Shawn Hollingsworth

No. 73
- Position: Offensive tackle

Personal information
- Born: December 4, 1961 (age 64) Brownwood, Texas, U.S.
- Listed height: 6 ft 2 in (1.88 m)
- Listed weight: 260 lb (118 kg)

Career information
- High school: Brownwood
- College: New Mexico (1979) Angelo State (1980–1982)
- NFL draft: 1983: undrafted

Career history
- Denver Broncos (1983);

Career NFL statistics
- Games played: 5
- Stats at Pro Football Reference

= Shawn Hollingsworth =

American football player (born 1961)

Shawn Lenor Hollingsworth (born December 4, 1961) is an American former professional football player who was an offensive tackle for one season with the Denver Broncos of the National Football League (NFL). He played college football for the New Mexico Lobos and Angelo State Rams

==Early life and college==
Shawn Lenor Hollingsworth was born on December 4, 1961, in Brownwood, Texas. He attended Brownwood High School in Brownwood.

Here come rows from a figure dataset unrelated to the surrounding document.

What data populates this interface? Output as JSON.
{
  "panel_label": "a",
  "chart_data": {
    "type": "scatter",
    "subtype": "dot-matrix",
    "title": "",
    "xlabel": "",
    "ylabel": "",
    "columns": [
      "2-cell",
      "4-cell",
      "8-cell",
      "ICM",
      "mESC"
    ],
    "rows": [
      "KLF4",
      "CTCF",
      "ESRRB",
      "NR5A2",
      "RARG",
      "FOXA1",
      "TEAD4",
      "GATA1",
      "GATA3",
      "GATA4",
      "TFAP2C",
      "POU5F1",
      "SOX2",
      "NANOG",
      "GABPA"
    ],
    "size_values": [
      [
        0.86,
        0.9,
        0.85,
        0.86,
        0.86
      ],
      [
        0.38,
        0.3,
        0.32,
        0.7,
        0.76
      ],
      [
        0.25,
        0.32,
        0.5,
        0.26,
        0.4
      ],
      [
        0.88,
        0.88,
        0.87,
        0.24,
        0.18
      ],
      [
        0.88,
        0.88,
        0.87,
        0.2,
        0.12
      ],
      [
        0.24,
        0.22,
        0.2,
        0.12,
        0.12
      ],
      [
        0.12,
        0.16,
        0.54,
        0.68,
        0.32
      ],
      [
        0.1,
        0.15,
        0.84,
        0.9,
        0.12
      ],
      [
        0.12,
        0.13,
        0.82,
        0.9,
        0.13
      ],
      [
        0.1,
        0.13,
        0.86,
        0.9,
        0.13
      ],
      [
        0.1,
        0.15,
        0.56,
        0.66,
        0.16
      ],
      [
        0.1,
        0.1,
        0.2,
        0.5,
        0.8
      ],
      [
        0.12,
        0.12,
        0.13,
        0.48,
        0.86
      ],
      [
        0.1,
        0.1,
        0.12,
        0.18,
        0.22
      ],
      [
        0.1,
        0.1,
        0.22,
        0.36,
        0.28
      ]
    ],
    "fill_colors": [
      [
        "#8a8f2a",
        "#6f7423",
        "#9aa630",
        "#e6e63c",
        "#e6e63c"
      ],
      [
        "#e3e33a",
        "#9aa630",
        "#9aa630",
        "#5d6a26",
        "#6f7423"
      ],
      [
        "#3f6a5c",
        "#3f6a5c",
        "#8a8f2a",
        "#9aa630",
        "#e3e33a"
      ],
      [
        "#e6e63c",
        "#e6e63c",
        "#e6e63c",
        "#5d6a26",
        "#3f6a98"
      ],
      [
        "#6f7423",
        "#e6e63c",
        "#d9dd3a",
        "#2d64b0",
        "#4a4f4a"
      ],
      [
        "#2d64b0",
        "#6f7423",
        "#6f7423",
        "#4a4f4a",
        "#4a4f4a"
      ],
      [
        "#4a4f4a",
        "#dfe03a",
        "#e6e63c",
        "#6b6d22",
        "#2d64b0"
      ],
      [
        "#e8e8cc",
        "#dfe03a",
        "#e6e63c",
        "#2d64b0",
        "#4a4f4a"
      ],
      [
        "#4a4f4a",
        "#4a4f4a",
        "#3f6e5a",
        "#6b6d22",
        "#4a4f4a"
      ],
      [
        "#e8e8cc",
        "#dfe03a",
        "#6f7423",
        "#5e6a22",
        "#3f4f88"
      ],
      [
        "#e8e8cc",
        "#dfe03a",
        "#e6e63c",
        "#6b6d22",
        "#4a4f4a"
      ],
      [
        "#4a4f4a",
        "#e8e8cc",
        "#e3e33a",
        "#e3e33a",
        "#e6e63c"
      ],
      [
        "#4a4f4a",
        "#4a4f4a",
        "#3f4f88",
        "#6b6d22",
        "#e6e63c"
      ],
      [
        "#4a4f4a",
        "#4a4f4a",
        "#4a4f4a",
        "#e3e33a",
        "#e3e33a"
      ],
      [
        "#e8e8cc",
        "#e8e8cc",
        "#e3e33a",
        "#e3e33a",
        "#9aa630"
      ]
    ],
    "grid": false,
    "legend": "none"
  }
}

Hollingsworth was a letterman for the Lobos of the University of New Mexico in 1979. He was then a three-year starter at offensive tackle and a three-year letterman for the Rams of Angelo State University from 1980 to 1982.

==Professional career==
After going undrafted in the 1983 NFL draft, Hollingsworth signed with the Denver Broncos on April 28. He played in five games for the Broncos as an offensive tackle before being placed on injured reserve on October 21, 1983, with a knee injury. He wore jersey number 73 while with the Broncos and was listed at 6'2", 260 pounds. Hollingsworth was released on August 27, 1984.